Ilya Lichtenstein, hacker responsável pelo roubo de 119 mil bitcoins da Bitfinex em 2016, foi solto da prisão graças a uma lei assinada pelo presidente Donald Trump. Ele cumpria pena de cinco anos após se declarar culpado pelo ataque e permaneceu apenas 14 meses atrás das grades. O montante roubado vale na cotação de hoje cerca de US$ 10,7 bilhões (R$ 58 bilhões).
“Graças à Lei First Step do presidente [Donald] Trump, fui libertado da prisão antecipadamente”, disse Lichtenstein no X na quinta-feira (1º). “Continuo comprometido em causar um impacto positivo na área de cibersegurança assim que puder.”
A lei que beneficiou Lichtenstein é a First Step, um projeto de reforma prisional e de sentenças proposto e aprovado por legisladores em 2018, que tem o objetivo de economizar dinheiro dos contribuintes.
Lichtenstein agradeceu a seus apoiadores e criticou seus “haters”, escrevendo: “Estou ansioso para provar que vocês estão errados”, ao mesmo tempo em que reiterou que “continua comprometido em causar um impacto positivo na cibersegurança”.
O presidente Donald Trump concedeu indulto a diversas figuras do setor de criptomoedas, como Arthur Hayes da BitMex, Ross Ulbricht da Silk Road e Changpeng “CZ” Zhao da Binance. Porém, o caso de Ilya Lichtenstein não se trata de perdão, tendo sido beneficiado com outros presos pela entrada em vigor da nova lei.
O roubo à Bitfinex
Em agosto de 2016, Lichtenstein invadiu a exchange de criptomoedas Bitfinex, resultando no roubo de quase 120.000 Bitcoin.

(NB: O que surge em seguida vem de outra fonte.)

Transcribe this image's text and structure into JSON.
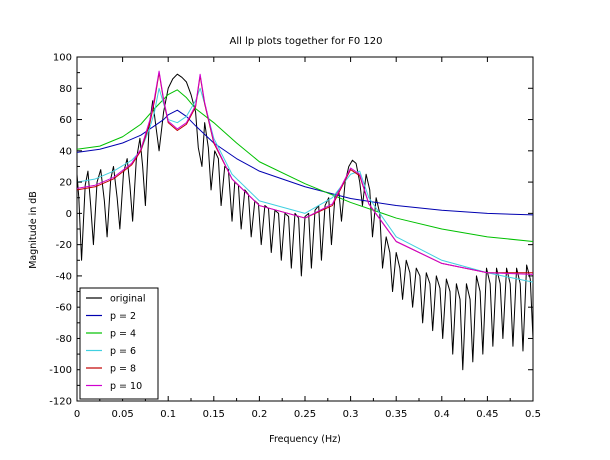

Na época do roubo, os ativos valiam aproximadamente US$ 72 milhões. Com o aumento do mercado de criptomoedas, que impulsionou o Bitcoin a novas máximas históricas após a eleição de Donald Trump em novembro, esses Bitcoin hoje valeriam cerca de US$ 10,7 bilhões (R$ 58 bilhões), segundo dados do CoinGecko.
De acordo com os promotores, Heather Morgan, esposa do hacker, ajudou-o a lavar os fundos roubados até sua prisão. O casal foi acusado de conspiração para cometer lavagem de dinheiro e conspiração para enganar os Estados Unidos.
Lichtenstein admitiu ter explorado uma vulnerabilidade na infraestrutura de segurança da Bitfinex em 2016 para desviar Bitcoins avaliados na época em cerca de US$ 71 milhões.
De acordo com as declarações do DOJ, Lichtenstein usou técnicas sofisticadas de hacking para violar a segurança da Bitfinex, concedendo a si mesmo acesso não autorizado à sua rede. Ele iniciou mais de 2 mil transações para transferir 119.754 Bitcoins para uma carteira pessoal.
Lichtenstein então movimentou os fundos por meio de milhares de transações complexas em mercados e exchanges na darknet, aproveitando ferramentas de privacidade como misturadores de moedas e criptomoedas voltadas para a privacidade para encobrir seus rastros.
Apesar dos esforços para ocultar seu rastro, as ferramentas de inteligência de blockchain permitiram que as autoridades rastreassem os ativos e executassem uma das maiores apreensões cripto da história dos EUA.
A polícia recuperou aproximadamente 94 mil BTC de uma única carteira em 2022, agora avaliada em bilhões, o que representou um marco crítico na investigação.
Buscas subsequentes revelaram ativos adicionais, incluindo ouro físico, moedas digitais e dólares americanos.